Selon un rapport de l'Association nationale des responsables de la santé des comtés et des villes, qui a étudié 2 512 des quelque 3 300 services locaux du pays, les effectifs des services de santé locaux ont augmenté d'environ 19 % entre 2019 et 2022. Ce même rapport explique que la moitié de leurs revenus en 2022 provenaient de sources fédérales.
Mais ces emplois, et le filet de sécurité qu’ils offrent aux habitants des communautés desservies, sont vulnérables à mesure que l’argent s’épuise, ce qui inquiète les responsables de la santé publique, en particulier dans les zones rurales peu peuplées, qui sont déjà confrontées à des disparités de santé de longue date et à de maigres ressources.
Les responsables d’États comme le Montana, la Californie, Washington et le Texas déclarent désormais devoir faire face à des coupes budgétaires et à des licenciements. Les experts en santé publique préviennent que les coupes dans les services qui en découlent – comme la recherche des contacts, la vaccination, le planning familial, les inspections des restaurants, etc. – pourraient plonger les communautés dans une crise.
En Californie, le gouverneur démocrate Gavin Newsom a proposé de réduire de 300 millions de dollars le financement de la santé publique de l'État. Et le ministère de la Santé de l'État de Washington a supprimé plus de 350 postes à la fin de l'année dernière et prévoit d'en supprimer 349 autres cette année, alors que le financement fédéral de l'État pour la lutte contre le Covid-19 s'épuise.
« Vous ne pouvez pas embaucher des pompiers lorsque la maison brûle déjà », a déclaré Brian Castrucci, président et directeur général de la Fondation de Beaumont, une organisation qui défend les politiques de santé publique.
Dans certains endroits, l’argent de la pandémie n’a guère fait plus que maintenir à flot les petits services de santé. Le district sanitaire du centre du Montana, l’agence de santé publique pour cinq comtés ruraux, n’a pas reçu le même flot d’argent que d’autres, mais a reçu suffisamment d’argent pour aider le personnel à répondre à une charge de travail accrue, notamment en matière de tests, de recherche des contacts et de déploiement des vaccins contre le Covid.

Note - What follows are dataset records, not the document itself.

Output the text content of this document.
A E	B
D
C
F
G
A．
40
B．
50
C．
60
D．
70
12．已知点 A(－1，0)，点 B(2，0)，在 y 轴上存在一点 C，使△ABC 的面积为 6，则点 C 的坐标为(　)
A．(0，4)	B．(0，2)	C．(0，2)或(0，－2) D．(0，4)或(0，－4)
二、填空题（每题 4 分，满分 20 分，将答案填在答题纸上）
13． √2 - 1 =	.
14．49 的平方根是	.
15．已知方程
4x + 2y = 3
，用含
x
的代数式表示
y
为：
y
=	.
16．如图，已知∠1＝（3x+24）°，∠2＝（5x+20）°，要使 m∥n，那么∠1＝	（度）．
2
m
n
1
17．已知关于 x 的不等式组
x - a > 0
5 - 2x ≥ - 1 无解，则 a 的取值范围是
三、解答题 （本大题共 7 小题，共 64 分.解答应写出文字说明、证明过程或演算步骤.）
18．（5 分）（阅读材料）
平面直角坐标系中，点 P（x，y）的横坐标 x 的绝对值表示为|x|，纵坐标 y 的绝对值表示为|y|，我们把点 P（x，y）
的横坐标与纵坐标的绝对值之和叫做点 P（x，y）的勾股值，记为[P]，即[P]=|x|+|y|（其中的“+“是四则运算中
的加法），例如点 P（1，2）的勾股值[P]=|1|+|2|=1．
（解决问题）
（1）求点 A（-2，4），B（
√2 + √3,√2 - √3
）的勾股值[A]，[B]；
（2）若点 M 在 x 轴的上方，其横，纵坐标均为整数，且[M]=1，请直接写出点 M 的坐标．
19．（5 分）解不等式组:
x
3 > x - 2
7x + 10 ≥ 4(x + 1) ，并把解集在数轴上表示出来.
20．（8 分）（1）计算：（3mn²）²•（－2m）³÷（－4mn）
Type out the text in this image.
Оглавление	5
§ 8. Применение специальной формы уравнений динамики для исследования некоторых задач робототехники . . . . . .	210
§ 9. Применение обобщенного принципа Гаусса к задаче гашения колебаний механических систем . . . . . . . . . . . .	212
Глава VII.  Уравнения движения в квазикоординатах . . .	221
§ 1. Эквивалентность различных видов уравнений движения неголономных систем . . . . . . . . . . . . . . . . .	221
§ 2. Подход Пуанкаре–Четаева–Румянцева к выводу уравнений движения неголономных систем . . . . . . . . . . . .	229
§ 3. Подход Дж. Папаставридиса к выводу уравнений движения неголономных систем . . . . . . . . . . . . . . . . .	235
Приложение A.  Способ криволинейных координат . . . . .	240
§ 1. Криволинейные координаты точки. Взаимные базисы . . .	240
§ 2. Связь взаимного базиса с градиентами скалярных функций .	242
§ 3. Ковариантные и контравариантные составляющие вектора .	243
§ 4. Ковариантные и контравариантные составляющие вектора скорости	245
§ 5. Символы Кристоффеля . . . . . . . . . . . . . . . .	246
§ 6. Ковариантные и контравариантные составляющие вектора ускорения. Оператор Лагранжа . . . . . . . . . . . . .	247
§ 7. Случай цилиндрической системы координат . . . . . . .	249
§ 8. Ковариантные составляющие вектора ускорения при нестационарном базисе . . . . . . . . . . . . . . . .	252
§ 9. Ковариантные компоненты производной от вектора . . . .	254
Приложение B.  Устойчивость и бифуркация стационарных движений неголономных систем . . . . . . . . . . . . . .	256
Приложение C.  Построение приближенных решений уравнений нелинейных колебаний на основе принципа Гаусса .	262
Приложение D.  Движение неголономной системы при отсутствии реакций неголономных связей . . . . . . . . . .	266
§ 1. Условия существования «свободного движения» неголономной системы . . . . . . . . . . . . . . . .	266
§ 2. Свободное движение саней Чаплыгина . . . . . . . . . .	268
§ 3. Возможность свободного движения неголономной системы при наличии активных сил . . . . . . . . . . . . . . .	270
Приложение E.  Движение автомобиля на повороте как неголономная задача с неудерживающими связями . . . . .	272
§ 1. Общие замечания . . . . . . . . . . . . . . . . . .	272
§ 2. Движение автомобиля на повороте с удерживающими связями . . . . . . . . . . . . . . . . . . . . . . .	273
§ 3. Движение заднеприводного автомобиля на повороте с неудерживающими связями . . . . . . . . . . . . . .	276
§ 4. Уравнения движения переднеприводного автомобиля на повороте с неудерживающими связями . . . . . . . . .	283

Le département a comblé un poste vacant grâce à une subvention fédérale versée par l'État lorsqu'un membre du personnel est parti pendant la pandémie. Le financement fédéral a permis au département d'atteindre le seuil de rentabilité, a déclaré Susan Woods, directrice de la santé publique du district.
Aujourd'hui, cinq employés travaillent à temps plein pour le district sanitaire. Woods a déclaré que l'équipe s'en sortait avec ses maigres ressources, mais une baisse de financement ou une autre urgence de santé publique pourraient faire pencher la balance dans la mauvaise direction.
« N’importe quel type de crise, n’importe quel type de, Dieu nous en préserve, une autre pandémie, nous ferait probablement s’effondrer », a déclaré Woods.
Adriane Casalotti, responsable des affaires gouvernementales et publiques de l'Association nationale des responsables de la santé des comtés et des villes, a déclaré qu'elle s'attendait à une intensification des licenciements et des coupes budgétaires dans les services de santé. Ces coupes interviendront alors que les responsables de la santé s'attaqueront à des problèmes qui ont été relégués au second plan pendant la pandémie, comme l'augmentation des taux de maladies sexuellement transmissibles, de suicide et de toxicomanie.
« Il y a énormément de travail qui est fait en ce moment pour relever les défis de santé publique de ce type », a-t-elle déclaré. Mais il sera difficile de rattraper le retard avec des ressources réduites.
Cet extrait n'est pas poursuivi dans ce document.